Owners of apartments in the Mascot Towers development will be left with a hefty bill to repair structural damage as the building is too old to fall under warranty, with property experts calling for better consumer protections.
Residents were forced to evacuate the 10-storey Sydney building on Friday night after major cracks appeared in its beams.
Temporary building props were installed in the carpark earlier this week due to the “rapid deterioration” of cracks within a primary support beam, residents were told.

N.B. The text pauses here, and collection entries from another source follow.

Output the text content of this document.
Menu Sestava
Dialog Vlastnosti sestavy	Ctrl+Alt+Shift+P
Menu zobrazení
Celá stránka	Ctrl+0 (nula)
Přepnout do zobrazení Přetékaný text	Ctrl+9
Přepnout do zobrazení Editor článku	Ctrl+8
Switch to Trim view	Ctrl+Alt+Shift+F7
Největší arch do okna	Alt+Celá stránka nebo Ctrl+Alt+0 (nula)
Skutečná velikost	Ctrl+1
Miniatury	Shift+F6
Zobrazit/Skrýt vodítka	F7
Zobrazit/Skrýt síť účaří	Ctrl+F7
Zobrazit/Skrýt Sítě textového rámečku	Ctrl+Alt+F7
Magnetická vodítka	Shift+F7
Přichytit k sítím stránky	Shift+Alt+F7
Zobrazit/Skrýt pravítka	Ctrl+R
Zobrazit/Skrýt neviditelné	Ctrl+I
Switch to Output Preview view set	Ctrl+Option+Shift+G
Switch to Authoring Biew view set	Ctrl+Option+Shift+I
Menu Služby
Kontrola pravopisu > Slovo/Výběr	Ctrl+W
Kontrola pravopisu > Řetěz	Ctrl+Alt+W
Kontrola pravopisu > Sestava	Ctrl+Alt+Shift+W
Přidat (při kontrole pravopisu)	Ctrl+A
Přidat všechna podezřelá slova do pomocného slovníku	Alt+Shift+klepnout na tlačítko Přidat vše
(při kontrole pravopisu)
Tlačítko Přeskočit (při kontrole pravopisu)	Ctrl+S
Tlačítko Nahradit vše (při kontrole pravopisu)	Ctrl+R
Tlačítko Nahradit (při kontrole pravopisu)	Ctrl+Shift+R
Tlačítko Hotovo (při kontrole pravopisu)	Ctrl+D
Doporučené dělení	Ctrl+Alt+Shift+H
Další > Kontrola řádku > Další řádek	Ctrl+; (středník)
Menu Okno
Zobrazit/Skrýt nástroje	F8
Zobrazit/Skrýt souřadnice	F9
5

Under NSW law, building defects are covered under warranty for six years after completion of a development.
Stephen Goddard, spokesman for the Owners Corporation Network — an advocacy group for owners in strata schemes — said owners of apartments in the decade-old Mascot Towers development were no longer covered by the statutory warranty period and would now be left with a hefty bill.
“Consumers have nowhere to go in these sorts of situations, there’s nobody for them to sue, there’s nowhere for them to turn,” Mr Goddard said.
“People have more consumer protection buying a fridge than a million-dollar apartment.”
The owners corporation would now pay for the cost of repairs to the building by raising strata levies, he said.
Mr Goddard said 80 per cent of all new apartment buildings were constructed with structural defects, many of which do not appear until the six-year warranty has passed.
“Anybody looking to purchase in a building less than 10 years of age is foolish because the defects will not have yet surfaced,” he said.
“Don’t buy anything less than 10 years old. You never buy off the plan, it’s unsafe to do so,” he said, adding that buyers should not assume any modern apartment building had been built to code.
Mr Goddard, who is also a strata lawyer, said the High Court had recently confirmed that developers and builders do not owe owners corporations any duty of care because owners corporations do not exist at the time of registration of the plan.
He called on the NSW Parliament to create a statutory duty of care to better protect consumers and said, so far, there had been no political incentive for governments to do so.
“Most of our parliaments are on a sort of junkie hit when it comes to the building industry, ” he said.
“The more they help the builder build, the more stamp duty they get, the more council and water rates come in.
The structural problems in Mascot come six months after 3,000 residents of the Opal Tower at Olympic Park were evacuated from the building after major movement was detected.
Buildings become ‘toxic’ to buyers
Mr Goddard said the implications for owners in these buildings could be ongoing.
“The building will become toxic, just like Opal, where you won’t be able to sell out of it because people know of the structural defects,” he said.
“For many years, ever-increasing property prices have ‘wallpapered’ over the issue.
“We’re now seeing owners confronted with the possibility that their investment … may be lower than their outstanding mortgage.”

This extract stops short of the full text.